È un vero peccato che un album come "Get Lifted" di John Legend sia passato dalle nostre parti un po' in sordina, nonostante un singolo d'impatto come "Ordinary People" (molto meglio, però, la versione piano e voce che quella remix); un ulteriore segno di come, in ambito pop, il peggio abbia ormai preso decisamente il sopravvento.
John buon pianista d'impostazione classica, qualcuno forse lo ricorderà giovanissimo nel brano "Everything Is Everything" di Lauryn Hill, compositore anche per nomi di grido come Alicia Keys e Kenye West, suo mentore, è, per me, una delle speranze più concrete di una "rebirth" del Soul, lontana da improbabili e anacronistiche restaurazioni, ma anche capace di ritrovare dei chiari punti di riferimento e di rapportarsi con personalità e rispetto alle "roots". Pur non disdegnando melodie orecchiabili e accattivanti, basi ritmiche spinte simil-rap, sarebbe sbagliato confonderlo con la maggior parte delle nuove proposte dell'R&B, talmente simili da parere quasi indistinguibili. John, nonostante la giovane età, dimostra di sapersi destreggiare a meraviglia tra i "mostri sacri" della Black, guardando in particolare a Marvin Gaye e Stevie Wonder come a modelli di riferimento.

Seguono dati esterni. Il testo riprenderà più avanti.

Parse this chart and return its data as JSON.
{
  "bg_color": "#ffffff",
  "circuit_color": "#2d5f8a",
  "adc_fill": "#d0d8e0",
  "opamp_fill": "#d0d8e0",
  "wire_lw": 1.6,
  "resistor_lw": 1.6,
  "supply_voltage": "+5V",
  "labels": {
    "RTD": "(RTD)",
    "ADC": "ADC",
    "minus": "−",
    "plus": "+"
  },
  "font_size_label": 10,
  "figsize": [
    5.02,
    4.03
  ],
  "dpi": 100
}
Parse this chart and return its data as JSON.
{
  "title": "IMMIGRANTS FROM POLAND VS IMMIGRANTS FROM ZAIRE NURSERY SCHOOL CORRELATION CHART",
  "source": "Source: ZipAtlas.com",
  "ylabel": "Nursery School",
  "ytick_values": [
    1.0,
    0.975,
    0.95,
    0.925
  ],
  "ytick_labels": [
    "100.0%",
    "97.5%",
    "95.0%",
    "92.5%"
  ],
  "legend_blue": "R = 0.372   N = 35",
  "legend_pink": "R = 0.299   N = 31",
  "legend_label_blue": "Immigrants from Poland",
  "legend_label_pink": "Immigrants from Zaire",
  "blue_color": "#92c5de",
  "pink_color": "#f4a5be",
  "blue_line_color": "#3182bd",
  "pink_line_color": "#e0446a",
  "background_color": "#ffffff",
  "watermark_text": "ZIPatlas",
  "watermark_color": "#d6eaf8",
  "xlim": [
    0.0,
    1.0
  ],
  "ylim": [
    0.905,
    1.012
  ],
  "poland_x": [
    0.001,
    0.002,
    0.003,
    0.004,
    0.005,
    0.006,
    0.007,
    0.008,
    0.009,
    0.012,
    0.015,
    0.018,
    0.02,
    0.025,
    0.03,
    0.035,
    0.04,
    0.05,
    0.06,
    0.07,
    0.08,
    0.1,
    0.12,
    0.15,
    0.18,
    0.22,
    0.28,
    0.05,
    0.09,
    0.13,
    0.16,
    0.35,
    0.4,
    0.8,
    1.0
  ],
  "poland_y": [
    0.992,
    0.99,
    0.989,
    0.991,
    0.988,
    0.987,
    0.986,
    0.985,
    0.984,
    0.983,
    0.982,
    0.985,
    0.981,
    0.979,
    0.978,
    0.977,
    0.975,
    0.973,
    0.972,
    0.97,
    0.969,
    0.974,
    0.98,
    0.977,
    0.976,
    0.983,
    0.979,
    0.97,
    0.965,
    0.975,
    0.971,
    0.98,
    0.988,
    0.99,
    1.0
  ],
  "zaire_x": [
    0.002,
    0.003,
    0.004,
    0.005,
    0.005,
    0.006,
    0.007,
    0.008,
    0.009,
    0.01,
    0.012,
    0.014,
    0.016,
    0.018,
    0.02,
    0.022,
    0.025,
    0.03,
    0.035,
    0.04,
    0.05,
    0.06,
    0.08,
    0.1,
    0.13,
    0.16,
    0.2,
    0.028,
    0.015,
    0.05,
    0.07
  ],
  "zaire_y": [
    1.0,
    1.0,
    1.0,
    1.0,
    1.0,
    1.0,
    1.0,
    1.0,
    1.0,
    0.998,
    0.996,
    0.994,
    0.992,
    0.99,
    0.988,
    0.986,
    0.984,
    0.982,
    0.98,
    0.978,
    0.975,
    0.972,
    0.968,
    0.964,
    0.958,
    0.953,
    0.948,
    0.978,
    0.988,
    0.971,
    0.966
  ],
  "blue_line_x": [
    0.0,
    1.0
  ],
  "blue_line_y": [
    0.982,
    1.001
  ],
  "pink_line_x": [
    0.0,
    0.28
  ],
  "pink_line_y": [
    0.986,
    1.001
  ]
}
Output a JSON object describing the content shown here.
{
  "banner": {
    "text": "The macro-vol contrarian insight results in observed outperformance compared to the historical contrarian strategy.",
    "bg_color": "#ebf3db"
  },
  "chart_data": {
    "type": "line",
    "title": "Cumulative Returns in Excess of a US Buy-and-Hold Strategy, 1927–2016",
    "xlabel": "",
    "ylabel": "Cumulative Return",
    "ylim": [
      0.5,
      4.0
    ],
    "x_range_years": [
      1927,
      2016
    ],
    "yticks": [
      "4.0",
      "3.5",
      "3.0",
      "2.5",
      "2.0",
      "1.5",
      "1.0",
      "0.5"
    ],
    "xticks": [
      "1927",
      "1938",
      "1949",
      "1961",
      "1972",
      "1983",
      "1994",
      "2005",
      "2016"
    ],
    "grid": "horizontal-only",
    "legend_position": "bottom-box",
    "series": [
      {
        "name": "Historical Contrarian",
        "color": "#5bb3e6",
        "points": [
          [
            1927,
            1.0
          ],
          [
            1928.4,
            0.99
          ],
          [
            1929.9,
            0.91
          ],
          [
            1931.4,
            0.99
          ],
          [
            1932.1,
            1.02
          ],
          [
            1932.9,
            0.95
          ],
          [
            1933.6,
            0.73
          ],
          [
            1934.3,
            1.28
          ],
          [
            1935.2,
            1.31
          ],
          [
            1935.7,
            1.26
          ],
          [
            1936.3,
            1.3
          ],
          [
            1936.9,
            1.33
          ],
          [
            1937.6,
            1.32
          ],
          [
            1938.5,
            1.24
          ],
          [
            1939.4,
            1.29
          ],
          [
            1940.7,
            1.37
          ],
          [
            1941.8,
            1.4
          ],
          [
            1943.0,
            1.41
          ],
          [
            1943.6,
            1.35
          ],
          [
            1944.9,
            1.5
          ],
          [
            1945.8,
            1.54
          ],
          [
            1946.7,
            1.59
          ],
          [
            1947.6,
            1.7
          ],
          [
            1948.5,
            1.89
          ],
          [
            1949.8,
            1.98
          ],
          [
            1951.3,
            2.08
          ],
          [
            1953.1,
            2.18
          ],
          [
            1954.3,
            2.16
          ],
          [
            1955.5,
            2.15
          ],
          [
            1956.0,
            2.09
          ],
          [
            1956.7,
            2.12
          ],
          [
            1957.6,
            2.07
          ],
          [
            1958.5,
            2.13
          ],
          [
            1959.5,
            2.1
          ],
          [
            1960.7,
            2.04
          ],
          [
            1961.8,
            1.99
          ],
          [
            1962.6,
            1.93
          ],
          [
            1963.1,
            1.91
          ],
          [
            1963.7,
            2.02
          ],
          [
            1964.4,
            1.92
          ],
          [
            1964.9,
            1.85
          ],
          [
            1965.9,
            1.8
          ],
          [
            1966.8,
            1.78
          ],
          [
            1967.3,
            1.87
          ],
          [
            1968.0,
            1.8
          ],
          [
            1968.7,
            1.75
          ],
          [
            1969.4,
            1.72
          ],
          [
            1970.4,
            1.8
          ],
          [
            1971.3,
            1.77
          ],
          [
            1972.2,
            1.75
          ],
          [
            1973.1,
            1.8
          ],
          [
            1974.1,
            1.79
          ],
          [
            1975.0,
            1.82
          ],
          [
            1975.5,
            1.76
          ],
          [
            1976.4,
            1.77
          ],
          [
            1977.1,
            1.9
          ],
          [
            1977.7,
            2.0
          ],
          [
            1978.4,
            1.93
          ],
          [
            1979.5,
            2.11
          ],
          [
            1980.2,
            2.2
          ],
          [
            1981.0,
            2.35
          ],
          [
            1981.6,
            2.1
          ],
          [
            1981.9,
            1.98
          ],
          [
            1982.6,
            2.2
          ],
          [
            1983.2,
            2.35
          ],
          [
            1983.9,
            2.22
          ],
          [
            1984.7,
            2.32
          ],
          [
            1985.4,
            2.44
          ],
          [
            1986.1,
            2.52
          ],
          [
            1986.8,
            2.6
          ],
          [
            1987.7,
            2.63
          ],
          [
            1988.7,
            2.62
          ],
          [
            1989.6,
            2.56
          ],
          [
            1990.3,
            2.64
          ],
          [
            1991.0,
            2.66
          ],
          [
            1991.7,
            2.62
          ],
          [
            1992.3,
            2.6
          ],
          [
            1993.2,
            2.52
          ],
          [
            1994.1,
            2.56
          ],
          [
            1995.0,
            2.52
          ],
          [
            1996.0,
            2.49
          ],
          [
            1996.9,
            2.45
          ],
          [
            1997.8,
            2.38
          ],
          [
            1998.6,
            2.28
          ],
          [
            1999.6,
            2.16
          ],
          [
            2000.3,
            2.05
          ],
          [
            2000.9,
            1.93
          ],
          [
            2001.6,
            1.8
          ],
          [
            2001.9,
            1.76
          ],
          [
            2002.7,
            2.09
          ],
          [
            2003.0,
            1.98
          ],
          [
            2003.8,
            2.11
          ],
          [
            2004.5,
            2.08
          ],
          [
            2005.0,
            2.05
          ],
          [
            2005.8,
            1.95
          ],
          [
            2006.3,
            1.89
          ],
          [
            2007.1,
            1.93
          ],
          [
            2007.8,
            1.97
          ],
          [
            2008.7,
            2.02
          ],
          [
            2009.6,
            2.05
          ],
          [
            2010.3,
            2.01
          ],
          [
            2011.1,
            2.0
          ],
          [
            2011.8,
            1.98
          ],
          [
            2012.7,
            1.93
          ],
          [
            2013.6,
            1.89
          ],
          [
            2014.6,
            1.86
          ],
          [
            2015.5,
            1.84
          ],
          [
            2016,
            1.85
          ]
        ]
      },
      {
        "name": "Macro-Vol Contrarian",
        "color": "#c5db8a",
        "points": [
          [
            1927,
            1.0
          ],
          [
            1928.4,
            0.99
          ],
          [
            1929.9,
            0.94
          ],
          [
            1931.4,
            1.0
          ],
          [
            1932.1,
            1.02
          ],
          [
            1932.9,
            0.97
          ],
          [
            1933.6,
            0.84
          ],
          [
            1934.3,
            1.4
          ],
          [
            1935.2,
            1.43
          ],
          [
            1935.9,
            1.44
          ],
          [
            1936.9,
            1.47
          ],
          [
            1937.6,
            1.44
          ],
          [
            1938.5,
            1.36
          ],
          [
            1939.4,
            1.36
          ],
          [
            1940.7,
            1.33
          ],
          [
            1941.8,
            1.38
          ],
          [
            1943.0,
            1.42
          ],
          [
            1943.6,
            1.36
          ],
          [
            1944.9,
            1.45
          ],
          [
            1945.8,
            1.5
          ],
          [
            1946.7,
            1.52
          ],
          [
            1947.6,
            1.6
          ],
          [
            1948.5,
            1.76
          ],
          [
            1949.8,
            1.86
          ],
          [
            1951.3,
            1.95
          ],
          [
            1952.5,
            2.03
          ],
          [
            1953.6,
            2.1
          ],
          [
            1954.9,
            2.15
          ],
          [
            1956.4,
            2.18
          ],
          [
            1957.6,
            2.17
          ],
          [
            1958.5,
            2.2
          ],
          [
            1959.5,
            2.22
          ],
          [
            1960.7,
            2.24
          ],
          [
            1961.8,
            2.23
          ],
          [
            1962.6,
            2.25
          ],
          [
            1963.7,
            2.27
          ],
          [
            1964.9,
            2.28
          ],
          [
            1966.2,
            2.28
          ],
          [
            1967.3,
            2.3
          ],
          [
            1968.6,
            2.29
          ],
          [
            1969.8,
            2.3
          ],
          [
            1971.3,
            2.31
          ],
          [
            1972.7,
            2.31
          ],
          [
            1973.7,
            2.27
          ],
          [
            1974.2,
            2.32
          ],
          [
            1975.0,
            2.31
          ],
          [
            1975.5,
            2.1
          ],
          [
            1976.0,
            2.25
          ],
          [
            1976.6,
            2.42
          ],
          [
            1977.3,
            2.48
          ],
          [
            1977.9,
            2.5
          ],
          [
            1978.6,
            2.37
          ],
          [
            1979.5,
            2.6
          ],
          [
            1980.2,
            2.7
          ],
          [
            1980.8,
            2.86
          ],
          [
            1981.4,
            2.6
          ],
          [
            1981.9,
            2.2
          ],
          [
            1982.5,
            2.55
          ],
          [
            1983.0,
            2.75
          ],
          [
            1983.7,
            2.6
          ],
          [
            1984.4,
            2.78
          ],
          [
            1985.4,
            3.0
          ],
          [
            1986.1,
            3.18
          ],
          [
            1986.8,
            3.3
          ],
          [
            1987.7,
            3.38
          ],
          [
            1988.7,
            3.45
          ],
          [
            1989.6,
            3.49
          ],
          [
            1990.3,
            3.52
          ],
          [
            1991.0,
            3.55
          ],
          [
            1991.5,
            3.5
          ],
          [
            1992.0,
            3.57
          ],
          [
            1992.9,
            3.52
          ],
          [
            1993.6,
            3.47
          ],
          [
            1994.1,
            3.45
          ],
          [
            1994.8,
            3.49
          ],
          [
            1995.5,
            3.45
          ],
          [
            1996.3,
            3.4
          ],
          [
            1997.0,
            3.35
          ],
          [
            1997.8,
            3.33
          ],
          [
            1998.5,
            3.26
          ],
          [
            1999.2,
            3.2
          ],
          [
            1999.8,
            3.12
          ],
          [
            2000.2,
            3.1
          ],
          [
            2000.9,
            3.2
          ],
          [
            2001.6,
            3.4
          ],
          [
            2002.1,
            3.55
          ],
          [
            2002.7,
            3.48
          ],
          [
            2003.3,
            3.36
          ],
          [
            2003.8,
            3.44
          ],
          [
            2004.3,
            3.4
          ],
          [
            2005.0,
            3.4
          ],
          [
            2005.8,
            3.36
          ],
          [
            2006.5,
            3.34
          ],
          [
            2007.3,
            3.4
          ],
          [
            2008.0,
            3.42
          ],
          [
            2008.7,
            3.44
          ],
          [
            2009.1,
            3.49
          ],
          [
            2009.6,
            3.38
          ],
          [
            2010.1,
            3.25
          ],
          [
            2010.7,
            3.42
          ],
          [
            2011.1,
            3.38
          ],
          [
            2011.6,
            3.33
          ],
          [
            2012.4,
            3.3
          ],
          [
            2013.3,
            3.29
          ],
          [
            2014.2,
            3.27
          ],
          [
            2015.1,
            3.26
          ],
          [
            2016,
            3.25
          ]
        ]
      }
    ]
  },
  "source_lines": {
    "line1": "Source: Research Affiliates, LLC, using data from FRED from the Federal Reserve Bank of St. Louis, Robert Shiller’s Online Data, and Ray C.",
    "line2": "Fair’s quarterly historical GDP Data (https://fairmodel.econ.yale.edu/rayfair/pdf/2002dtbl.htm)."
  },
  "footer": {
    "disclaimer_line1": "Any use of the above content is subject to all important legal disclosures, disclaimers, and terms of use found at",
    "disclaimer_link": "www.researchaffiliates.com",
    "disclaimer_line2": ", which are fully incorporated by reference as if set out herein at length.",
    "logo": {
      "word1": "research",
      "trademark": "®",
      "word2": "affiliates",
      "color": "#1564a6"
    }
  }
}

Il brano d'apertura "Let's Get Litfed" mette subito le carte in tavola: bassi che "pompano" discretamente su una classica e ben congegnata soul-song, cori alla old Motown compresi, un riuscito connubio tra tradizione e modernità. Tutti gli episodi dell'album si orientano in questo senso, riuscendo quasi sempre nell'operazione, indicando ai "fratelli" quella che a lui pare la retta via: rap sì, ma a piccole dosi, innestandolo sull'aurea tradizione soul-gospel-R&B. Quando si hanno obiettivi così alti, oltre ad nome d'arte che suona alquanto impegnativo, i mezzi non possono, non devono, difettare; e a John non mancano le doti sia di compositore e strumentista che di arrangiatore, olte che di brillante performer, con un timbro vocale che "inchioda". In "Used To Love", "Alright" e "I Can Change", duetto con Snoop Dog, vi è forse qualche concessione di troppo al mercato, alle mode del momento, senza mai però scadere nel dozzinale. Ma già con "She Don't Have To Know" siamo vicini all'eccellenza del genere. "Number One", "Stay With You", "I Don't Have The Change", in quest'ultimo accompagnato dalla sua famiglia al completo, dimostrano che insieme all'ascolto dei classici vecchi e nuovi, il bambino prodigio deve aver dedicato non poco del suo tempo ad accompagnare i cori gospel nella chiesa battista della natia Springfield.
Un sana religiosità, un certo afflato mistico, circolano comunque in tutto il lavoro e risultano non di maniera, ma sinceri e sentiti. "Refuge", pezzo alla Lauryn Hill, la prima a credere in lui, e "So High", ballad di classe superiore, sono ulteriori argomenti a favore del nostro.
L'implicito messaggio di John Stephens, in arte Legend, è chiaro e noi siamo felici di accoglierlo: scacciare i "mercanti" della Black dal "tempio". Non ci vogliono solo addominali alla Tyson, con contorno di generosi glutei shakeranti, per essere un artista.